Qu’elles soient appelées aromates ou bonnes herbes, les plantes aromatiques accompagnent l’histoire de l’humanité comme assaisonnement et plantes de santé. On redécouvre aujourd’hui leurs saveurs, avec le plaisir de les cultiver. Faciles et généreuses, elles s’adaptent au milieu urbain et aux petites surfaces. Pour garantir leur succès, il faut veiller à choisir la bonne plante pour le bon endroit, comme pour tous les types de plantations. Commencer par s’intéresser aux conditions naturelles dans lesquelles elles poussent, c’est‑à-dire leur biotope : sol, ensoleillement et eau. Par exemple, le thym se plaît dans la garrigue, au soleil, en sol sec et drainé où il intensifie ses arômes. À l’opposé, la menthe, le persil et l’oseille préfèrent la mi‑ombre restant fraîche. On va donc, avant tout, réfléchir à des plantations et des associations par milieux, en regroupant les plantes de mêmes exigences. Ceci permet de résoudre la difficile équation de l’arrosage : les aromatiques de milieu méditerranéen se contentent de peu d’eau, alors que celles de mi‑ombre ont besoin d’être arrosées régulièrement. Fini lavande et romarin pourrissant par excès d’eau… ou le persil assoiffé, tout maigrichon.

Selon la place dont on dispose, trois options de culture s’offrent à nous :

  • en pots ou en bacs, pour jardiner au balcon ou sur une petite surface, et compléter la production du potager ;
  • en carrés, quand on a un petit lopin, pour mettre en valeur les aromatiques et les cultiver en jouant sur plusieurs thèmes ;
  • en lasagne, quand on a un sol inadapté ou pour une production ultra rapide et productive.

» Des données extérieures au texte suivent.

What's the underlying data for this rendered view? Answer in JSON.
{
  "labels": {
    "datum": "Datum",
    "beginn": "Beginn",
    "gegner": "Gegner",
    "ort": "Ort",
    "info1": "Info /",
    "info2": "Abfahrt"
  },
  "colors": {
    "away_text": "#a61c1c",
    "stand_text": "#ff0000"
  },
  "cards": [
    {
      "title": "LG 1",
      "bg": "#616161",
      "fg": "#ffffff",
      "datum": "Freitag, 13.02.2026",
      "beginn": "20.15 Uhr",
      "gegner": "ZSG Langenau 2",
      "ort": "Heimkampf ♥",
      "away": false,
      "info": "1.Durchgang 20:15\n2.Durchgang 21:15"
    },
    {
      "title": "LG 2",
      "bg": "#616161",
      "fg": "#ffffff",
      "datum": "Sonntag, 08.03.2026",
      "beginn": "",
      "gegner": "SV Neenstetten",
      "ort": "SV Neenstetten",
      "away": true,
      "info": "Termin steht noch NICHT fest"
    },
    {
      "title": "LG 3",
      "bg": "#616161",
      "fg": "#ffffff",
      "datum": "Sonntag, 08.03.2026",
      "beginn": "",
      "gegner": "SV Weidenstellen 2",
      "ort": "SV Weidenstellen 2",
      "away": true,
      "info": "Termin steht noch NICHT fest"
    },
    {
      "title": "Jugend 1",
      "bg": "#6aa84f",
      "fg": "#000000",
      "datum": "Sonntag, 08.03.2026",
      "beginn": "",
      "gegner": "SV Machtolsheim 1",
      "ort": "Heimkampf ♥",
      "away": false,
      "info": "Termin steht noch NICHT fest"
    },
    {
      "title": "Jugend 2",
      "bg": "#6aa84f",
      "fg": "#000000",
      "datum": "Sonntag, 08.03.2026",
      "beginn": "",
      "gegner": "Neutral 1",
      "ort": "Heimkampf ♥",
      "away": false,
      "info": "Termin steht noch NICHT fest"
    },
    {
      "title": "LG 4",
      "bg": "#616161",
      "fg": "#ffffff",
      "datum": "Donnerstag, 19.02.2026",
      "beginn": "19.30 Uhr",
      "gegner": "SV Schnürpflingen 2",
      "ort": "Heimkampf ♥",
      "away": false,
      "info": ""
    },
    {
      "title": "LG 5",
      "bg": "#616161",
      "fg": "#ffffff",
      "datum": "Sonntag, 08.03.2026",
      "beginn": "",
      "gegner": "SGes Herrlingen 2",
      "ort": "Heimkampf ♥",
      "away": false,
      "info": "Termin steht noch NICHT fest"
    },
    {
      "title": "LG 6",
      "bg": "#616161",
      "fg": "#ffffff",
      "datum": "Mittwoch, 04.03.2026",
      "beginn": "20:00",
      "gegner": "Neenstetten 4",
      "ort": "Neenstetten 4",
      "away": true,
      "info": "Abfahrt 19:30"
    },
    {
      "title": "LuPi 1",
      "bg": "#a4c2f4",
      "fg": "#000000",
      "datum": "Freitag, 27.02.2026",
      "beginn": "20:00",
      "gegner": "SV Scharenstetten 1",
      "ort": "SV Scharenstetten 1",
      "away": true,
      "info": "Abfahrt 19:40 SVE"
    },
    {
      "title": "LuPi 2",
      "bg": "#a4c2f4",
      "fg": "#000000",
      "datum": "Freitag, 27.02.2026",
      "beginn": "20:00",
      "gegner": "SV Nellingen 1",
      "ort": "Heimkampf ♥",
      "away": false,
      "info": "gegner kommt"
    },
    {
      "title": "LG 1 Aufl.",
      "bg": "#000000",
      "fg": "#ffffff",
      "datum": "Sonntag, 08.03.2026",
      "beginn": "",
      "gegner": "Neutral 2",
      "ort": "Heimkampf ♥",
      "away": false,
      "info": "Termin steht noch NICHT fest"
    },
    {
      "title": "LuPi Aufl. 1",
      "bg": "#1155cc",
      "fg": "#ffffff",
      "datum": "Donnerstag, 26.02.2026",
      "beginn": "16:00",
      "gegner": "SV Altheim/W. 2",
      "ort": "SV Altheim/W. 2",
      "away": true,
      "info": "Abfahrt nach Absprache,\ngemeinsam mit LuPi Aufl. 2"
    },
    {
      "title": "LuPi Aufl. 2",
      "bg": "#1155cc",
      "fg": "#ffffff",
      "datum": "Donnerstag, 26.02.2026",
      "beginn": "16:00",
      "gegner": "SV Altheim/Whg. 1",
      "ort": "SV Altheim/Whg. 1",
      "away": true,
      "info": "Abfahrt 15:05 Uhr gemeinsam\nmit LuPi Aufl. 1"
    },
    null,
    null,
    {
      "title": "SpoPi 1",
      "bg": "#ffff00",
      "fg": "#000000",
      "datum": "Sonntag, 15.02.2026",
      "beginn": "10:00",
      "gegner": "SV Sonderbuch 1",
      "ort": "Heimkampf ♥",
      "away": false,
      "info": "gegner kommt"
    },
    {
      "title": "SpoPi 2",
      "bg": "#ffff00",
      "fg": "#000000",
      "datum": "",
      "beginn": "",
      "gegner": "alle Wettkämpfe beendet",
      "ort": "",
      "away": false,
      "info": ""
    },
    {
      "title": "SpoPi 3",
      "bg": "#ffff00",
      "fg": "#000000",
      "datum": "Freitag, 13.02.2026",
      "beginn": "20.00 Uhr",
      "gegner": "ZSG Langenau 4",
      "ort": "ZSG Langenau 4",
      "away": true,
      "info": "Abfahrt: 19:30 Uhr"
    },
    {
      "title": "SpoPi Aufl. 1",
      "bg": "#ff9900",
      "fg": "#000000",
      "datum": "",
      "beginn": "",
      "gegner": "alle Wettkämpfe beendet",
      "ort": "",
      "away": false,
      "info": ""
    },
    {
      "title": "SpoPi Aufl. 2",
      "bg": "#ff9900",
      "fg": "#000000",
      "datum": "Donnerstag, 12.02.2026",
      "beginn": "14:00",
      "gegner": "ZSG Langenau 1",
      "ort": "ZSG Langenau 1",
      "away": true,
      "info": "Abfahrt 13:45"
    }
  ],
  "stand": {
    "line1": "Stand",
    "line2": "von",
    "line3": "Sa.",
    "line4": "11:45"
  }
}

Entre mars (pour les vivaces) et mai (pour les annuelles), le printemps est le moment idéal pour faire ces plantations. Il ne reste plus qu’à choisir son option – ou ses options, car elles sont complémentaires.


Aromates en pots

Rien de plus pratique que d’avoir des aromatiques sous la main quand on est en train de cuisiner. Même pour ceux qui ont un potager, quelques potées sur le balcon, la terrasse ou accrochées au rebord de la fenêtre évitent de courir au bout du jardin à l’heure de la persillade.

La plantation peut se réaliser dans n’importe quel grand bac mais aussi dans des récipients de fortune, en perçant le fond et en ajoutant une soucoupe. Évitez les balconnières, trop petites, sauf pour l’ail et le persil. Le vaste choix des plantes peut s’adapter aux besoins, à l’exposition et au climat. Dans ce cas de figure, on se libère des contraintes du sol en préparant soi‑même le substrat qui remplit le pot.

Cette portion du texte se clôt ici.